Known as the Ampad Holding Corporation, the company was purchased in 1986 by the Mead Corporation. In 1992, the newly formed holding company American Pad & Paper and Bain Capital purchased the subsidiary from Mead. Upon its formation, American Pad & Paper consolidated its 13 manufacturing and distribution facilities into six in 21 locations in the US. At the time, the company had more than 3700000 sqft of production and warehouse space in California, Colorado, Georgia, Illinois, Massachusetts, Mississippi, New Jersey, New York, Ohio, Pennsylvania, Tennessee, Texas, Washington, and Wisconsin.

The company continued to enjoy 53 percent compound annual growth in net sales, which increased from $8.8 million in 1992 to $200.5 million in 1996, when the company became publicly traded. The company made a number of acquisitions, including writing products company SCM in July 1994, brand names from the American Trading and Production Corporation in August 1995, WR Acquisition and the Williamhouse-Regency Division of Delaware, Inc. in October, 1995, Niagara Envelope Company, Inc. in 1996, and Shade/Allied, Inc. in February 1997.
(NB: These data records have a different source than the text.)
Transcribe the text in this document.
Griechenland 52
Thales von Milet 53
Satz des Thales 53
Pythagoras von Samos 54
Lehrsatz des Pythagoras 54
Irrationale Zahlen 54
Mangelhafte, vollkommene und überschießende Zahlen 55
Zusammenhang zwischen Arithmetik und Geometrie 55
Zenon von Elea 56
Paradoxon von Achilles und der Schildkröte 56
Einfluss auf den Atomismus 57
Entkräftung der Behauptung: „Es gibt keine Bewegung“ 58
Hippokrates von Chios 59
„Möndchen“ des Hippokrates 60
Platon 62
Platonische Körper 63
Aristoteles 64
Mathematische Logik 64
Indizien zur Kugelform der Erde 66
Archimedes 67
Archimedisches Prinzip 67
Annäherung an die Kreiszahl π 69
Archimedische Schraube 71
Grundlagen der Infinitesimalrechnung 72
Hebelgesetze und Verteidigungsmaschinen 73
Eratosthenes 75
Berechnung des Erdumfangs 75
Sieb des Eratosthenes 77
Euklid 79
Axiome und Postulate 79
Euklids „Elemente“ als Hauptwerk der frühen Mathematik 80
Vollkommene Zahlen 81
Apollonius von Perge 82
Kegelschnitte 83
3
On January 8, 1999, unable to sustain profitability, the company announced it would be delisted from the New York Stock Exchange. After filing for Chapter 11 bankruptcy protection, Ampad was acquired in 2003 by an affiliate of Crescent Capital Investments, later renamed Arcapita. Ampad's current president and CEO, Donald Meltzer, joined the company in August 2005, having formerly served as vice president and general manager of the Roofing Systems Group at Johns-Manville, and before that as the executive vice president and COO of Clore Automotive.

On June 8, 2010 Ampad was acquired by Esselte. In July 2014, it was sold to TOPS Products.

On January 25, 2021, the company was the focus of attention for the dismissal of workers who demanded a fair salary increase and intimidation of administrative personnel, thus violating the clients' policies of respect for workers, good remuneration, excessive working hours

===Legal pad claim===
The company claims its founder, Thomas W. Holley, invented the legal pad, and no other company has challenged this claim; however, no patent was filed for the invention, and details of the invention are largely absent, including the reason for the pads' yellow color, which costs 10 to 20 percent more than plain white to produce.